If we didn’t question our beliefs and methods, then modern medicine might still be routinely removing sections of the large intestine as it was apparently once thought to not really do much. (This info came from The Modern Medical Counselor, Sign of the Times Publishing, Oshawa, Ont. Copyright 1944.)

The late John E. Mack was a professor of psychiatry at Harvard Medical School. He wrote several books, two of which concerned clients who believed they’d been abducted by extraterrestrials.
After 15 months of intense scrutiny, his peers ruled that he could pursue any research he wanted.

Dr. Brian Weiss, another psychiatrist, has written several books about the past lives such as the groundbreaking Many Lives, Many Masters.

Dr. Michael Newton, a counseling psychologist and founder of the Society for Spiritual Regression, has written extensively about the between life state including Journey of Souls and Destiny of Souls.

Science holds itself up as wanting to learn and explain. Most of the time it wants to hide anything that doesn’t fit pre-conceived notions. Anyone who does is ridiculed, marginalized, or just plain ignored.
These three men have taken the derision and persevered. In doing so they’ve done exactly what science claims it does; they’ve explored, researched, and brought something new and exciting to table.
They’ve got my respect and admiration.
We need more like them.


Andrea Allison said...

I respect anyone who is open-minded. Not so much that they are gullible about what they see or have been told, but enough to want to explore it further and not judge. I think that the abnormal deserve some respect and I'm glad there are scientists trying to provide answers in order to get it.

Unknown said...

I agree! I just graduated from a small, private liberal arts college, and I've found my beliefs/values were challenged quite a bit while I was a student.
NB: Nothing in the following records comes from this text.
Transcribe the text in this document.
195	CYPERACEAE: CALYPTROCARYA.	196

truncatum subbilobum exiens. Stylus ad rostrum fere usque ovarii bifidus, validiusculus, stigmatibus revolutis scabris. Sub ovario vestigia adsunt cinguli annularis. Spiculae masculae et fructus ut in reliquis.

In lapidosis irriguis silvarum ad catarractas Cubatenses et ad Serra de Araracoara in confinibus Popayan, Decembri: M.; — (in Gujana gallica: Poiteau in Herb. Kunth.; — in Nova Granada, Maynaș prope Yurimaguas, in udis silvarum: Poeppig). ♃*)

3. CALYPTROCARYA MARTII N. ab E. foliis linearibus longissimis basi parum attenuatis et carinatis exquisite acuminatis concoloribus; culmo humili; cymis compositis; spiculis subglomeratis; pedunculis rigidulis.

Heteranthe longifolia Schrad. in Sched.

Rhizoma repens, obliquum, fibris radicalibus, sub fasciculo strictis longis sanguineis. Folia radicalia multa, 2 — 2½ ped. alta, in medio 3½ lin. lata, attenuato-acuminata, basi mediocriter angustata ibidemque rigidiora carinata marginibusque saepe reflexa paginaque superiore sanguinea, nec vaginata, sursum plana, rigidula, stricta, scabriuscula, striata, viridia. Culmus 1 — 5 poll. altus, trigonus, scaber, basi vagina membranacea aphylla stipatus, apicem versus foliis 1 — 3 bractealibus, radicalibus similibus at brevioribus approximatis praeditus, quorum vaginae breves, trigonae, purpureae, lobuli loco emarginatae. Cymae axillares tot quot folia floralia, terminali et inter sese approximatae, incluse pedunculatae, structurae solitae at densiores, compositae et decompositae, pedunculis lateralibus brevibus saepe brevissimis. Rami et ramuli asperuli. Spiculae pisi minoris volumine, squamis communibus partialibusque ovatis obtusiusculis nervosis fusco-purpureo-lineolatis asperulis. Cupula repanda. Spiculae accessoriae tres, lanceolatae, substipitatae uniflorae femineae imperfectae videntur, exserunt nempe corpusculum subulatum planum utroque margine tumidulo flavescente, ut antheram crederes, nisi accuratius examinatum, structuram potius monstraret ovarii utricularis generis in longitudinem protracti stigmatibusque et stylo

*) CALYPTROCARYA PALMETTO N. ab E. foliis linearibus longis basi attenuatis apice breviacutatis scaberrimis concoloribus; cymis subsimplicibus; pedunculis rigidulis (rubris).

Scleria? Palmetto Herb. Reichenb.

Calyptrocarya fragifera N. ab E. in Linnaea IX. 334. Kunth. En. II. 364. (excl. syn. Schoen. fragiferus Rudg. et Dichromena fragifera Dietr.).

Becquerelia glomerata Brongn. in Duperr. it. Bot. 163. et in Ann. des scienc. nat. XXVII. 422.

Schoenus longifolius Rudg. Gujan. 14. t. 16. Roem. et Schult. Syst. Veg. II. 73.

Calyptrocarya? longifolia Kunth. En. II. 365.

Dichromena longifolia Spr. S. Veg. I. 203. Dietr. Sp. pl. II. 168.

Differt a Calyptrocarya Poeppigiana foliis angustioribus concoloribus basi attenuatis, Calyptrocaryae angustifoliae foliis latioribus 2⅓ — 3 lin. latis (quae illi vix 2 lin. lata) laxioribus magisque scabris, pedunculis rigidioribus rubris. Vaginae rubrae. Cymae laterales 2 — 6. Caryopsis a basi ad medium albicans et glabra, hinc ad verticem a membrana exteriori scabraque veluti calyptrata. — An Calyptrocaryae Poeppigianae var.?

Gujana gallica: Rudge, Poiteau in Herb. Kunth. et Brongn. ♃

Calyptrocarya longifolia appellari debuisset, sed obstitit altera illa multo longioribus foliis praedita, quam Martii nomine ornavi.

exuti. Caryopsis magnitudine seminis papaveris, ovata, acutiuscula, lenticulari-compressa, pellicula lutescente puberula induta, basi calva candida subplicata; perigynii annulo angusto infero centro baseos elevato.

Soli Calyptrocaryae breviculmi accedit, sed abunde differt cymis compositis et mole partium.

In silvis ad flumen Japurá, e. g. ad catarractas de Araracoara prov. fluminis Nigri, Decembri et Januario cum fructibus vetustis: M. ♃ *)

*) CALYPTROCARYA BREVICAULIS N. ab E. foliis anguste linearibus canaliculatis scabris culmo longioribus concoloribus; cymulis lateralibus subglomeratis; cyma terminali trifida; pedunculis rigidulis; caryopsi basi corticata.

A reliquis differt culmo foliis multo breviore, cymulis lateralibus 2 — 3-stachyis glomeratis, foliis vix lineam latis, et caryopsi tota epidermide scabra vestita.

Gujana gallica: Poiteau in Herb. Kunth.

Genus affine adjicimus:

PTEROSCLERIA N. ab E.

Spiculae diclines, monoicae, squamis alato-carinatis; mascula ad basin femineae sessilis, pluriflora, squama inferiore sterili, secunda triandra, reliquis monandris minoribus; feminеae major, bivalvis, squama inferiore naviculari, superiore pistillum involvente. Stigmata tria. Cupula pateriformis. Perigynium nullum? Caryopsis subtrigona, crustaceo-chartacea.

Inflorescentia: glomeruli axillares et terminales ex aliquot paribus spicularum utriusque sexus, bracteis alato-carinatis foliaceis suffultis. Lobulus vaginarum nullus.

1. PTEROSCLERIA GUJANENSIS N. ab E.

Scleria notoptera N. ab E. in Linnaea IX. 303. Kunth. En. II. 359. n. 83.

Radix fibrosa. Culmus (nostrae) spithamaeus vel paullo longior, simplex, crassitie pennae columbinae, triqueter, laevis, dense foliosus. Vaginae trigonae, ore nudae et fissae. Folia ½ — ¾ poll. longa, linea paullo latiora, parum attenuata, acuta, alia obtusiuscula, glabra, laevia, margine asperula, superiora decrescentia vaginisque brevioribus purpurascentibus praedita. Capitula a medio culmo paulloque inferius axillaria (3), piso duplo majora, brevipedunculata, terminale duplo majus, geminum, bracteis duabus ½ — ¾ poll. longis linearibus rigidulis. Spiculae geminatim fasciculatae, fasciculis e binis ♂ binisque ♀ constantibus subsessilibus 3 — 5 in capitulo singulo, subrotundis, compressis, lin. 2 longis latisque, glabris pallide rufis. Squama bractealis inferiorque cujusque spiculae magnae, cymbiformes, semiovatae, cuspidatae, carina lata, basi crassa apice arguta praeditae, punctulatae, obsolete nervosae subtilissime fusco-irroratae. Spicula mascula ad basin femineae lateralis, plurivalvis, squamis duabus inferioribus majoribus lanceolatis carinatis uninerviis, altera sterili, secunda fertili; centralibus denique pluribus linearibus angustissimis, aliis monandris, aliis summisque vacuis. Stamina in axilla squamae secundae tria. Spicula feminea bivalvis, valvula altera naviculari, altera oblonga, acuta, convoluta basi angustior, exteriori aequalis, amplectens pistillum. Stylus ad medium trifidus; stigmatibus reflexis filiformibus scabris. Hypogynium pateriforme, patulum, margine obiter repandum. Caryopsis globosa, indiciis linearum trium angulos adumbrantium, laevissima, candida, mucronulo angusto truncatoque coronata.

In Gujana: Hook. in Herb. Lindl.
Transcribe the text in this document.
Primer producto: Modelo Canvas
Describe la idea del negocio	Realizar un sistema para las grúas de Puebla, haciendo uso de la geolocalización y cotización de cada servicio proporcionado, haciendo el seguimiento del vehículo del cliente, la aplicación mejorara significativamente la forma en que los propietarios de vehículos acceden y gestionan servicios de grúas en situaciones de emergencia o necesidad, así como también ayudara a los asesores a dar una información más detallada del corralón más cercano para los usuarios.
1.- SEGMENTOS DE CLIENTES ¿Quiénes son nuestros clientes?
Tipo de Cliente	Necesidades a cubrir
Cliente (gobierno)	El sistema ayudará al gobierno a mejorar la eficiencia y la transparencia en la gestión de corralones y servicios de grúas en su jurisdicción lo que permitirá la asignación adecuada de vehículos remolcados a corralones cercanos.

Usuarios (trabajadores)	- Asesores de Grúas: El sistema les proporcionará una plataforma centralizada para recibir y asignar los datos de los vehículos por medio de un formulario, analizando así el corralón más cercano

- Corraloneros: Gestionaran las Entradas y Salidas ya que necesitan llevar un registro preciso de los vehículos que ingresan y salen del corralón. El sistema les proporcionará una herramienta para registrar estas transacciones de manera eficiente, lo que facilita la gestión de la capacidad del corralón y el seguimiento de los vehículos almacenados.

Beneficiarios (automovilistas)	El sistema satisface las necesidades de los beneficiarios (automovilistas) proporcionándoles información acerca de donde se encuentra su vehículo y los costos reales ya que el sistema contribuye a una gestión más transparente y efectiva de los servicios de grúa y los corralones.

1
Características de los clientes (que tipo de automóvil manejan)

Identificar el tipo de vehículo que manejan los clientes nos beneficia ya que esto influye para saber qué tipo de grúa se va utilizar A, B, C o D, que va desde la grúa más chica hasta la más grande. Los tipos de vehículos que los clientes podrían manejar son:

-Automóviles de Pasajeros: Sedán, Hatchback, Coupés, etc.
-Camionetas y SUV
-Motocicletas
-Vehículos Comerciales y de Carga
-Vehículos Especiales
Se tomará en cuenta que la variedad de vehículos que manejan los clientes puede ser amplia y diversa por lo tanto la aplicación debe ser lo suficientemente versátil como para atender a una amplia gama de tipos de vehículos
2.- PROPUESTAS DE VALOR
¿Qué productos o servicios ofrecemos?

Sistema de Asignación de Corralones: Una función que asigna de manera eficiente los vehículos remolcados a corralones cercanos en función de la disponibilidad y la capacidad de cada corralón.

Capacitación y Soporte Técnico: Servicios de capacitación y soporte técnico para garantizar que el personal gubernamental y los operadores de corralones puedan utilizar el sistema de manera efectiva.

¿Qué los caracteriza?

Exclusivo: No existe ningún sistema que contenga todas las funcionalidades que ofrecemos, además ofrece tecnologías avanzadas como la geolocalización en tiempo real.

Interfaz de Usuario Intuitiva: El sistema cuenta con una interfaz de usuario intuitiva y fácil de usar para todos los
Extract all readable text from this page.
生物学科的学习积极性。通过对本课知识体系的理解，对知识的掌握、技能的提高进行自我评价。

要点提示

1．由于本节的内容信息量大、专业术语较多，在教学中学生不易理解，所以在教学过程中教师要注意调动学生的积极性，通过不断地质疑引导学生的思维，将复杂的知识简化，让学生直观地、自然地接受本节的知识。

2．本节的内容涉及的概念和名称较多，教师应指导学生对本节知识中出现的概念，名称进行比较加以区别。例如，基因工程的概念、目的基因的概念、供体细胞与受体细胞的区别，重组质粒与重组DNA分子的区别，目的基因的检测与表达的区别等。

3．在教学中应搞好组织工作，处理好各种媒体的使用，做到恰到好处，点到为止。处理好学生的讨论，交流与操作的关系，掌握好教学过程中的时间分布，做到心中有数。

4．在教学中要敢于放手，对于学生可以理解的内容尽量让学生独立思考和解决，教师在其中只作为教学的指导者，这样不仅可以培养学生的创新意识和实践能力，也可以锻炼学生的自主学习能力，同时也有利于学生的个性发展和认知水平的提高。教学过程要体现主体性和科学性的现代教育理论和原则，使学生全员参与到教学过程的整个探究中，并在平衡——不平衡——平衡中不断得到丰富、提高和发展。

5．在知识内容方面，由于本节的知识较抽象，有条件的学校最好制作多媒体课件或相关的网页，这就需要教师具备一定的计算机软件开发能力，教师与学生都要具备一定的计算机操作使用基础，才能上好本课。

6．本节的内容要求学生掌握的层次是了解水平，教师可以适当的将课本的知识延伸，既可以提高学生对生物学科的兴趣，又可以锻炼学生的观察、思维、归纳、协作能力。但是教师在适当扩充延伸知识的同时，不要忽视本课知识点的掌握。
Overall, I think I'm a stronger person as a result. Some of my beliefs changed, but most of them were just reinforced.

The most important thing, though, is that now I'm not afraid to stand up for what I believe in anymore!

Peggy K said...

There are always a few scientists out there willing to pursue their ideas despite common wisdom - look at the guy willing to drink bacteria to show they really cause ulcers.